Jaan menilai, pekerjaan pemasangan paving block lengkap dengan taman bunga sebagai pembatas jalan tersebut adalah asal jadi dan lambat. Selang sekitar enam bulan dikerjakan, baru bisa menyelesaikan sekitar 300 meter, mulai depan Kantor Bupati sampai depan Kantor Dikpora.
Para buruh yang dikerjakan hanya beberapa orang setiap hari, tanpa didukung plang bertuliskan ada pekerjaan dan tidak pula memperhatikan keselamatan pekerja. “Anda lihat saja sendiri,” kata Jaan.

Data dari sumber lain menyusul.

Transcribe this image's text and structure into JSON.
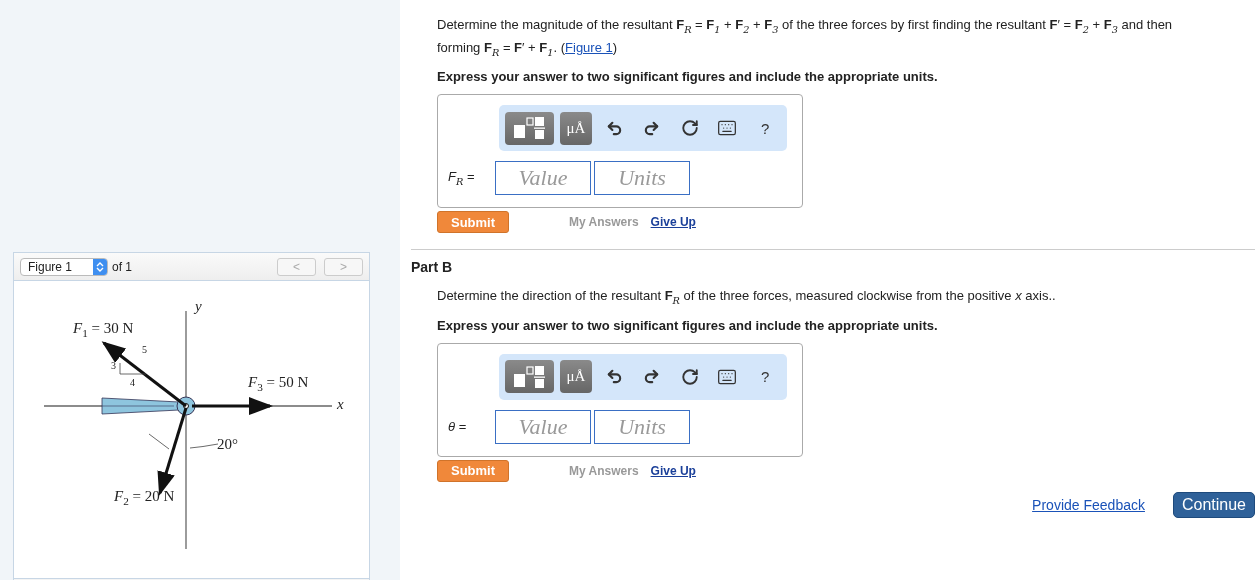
{
  "figure_panel": {
    "select": "Figure 1",
    "of_label": "of 1",
    "prev": "<",
    "next": ">",
    "labels": [
      {
        "kind": "force",
        "text": "*F*$_{1}$ = 30 N"
      },
      {
        "kind": "slope",
        "text": "5"
      },
      {
        "kind": "slope",
        "text": "3"
      },
      {
        "kind": "slope",
        "text": "4"
      },
      {
        "kind": "force",
        "text": "*F*$_{3}$ = 50 N"
      },
      {
        "kind": "axis",
        "text": "y"
      },
      {
        "kind": "axis",
        "text": "x"
      },
      {
        "kind": "angle",
        "text": "20°"
      },
      {
        "kind": "force",
        "text": "*F*$_{2}$ = 20 N"
      }
    ]
  },
  "parts": [
    {
      "question": "Determine the magnitude of the resultant **F**$_{R}$ = **F**$_{1}$ + **F**$_{2}$ + **F**$_{3}$ of the three forces by first finding the resultant **F**′ = **F**$_{2}$ + **F**$_{3}$ and then forming **F**$_{R}$ = **F**′ + **F**$_{1}$. (",
      "link": "Figure 1",
      "after": ")",
      "instruction": "Express your answer to two significant figures and include the appropriate units.",
      "toolbar": {
        "units_button": "μÅ",
        "help": "?"
      },
      "answer_label": "*F*$_{R}$ =",
      "value_placeholder": "Value",
      "units_placeholder": "Units",
      "submit": "Submit",
      "my_answers": "My Answers",
      "give_up": "Give Up"
    },
    {
      "heading": "Part B",
      "question": "Determine the direction of the resultant **F**$_{R}$ of the three forces, measured clockwise from the positive *x* axis..",
      "instruction": "Express your answer to two significant figures and include the appropriate units.",
      "toolbar": {
        "units_button": "μÅ",
        "help": "?"
      },
      "answer_label": "*θ* =",
      "value_placeholder": "Value",
      "units_placeholder": "Units",
      "submit": "Submit",
      "my_answers": "My Answers",
      "give_up": "Give Up"
    }
  ],
  "footer": {
    "feedback": "Provide Feedback",
    "continue": "Continue"
  }
}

Merasa penasaran, Jaan mengaku pernah bertanya langsung kepada pejabat di Bidang Cipta Karya Dinas Pekerjaan Umum (PU) Minsel. “Tapi tidak ada jawaban memuaskan,” ketusnya.
Sementara itu, Kepala Bidang Cipta Karya Dinas PU Minsel, Olvia Rembet, ST saat dikonfirmasi, juga enggan memberikan keterangan rinci.
“Kalau soal itu, kan sudah ditender. Itu sudah menjadi tanggung jawab kontraktor pemenang tendernya,” katanya.
Namun Rembet mengatakan, pihaknya terus melakukan pemantauan dan pengawasan. “Kalau tidak sesuai kontrak, pasti akan kami kenakan sanksi tidak membayar sisa uang kontrak sebelum diselesaikan dengan baik berdasarkankontrak kerja,” tegasnya.
Dari pantauan Fajarmanado.com, kwalitas pekerjaan sepanjang jalur Kantor Bupati Minsel sampai Hotel Sutanraja Amurang, yang telah selesai terkesan asal jadi.
Begitu pun dengan penataan taman bunga di bagian dalam paving block pembatas jalan, tidak mengindahkan estetika. Penanaman bunga-bunganya tidak menggunakan pupuk.
Para pengendara kendaraan bermotor yang melintas di ruas jalan dua arah tersebut banyak yang terhenyak dan mengerem kendaraannya secara tiba-tiba karena tidak mengetahui ada pekerjaan di kawasan itu. Tumpukan batu pavling block dibiarkan menumpuk menggunakan sebagai badan jalan.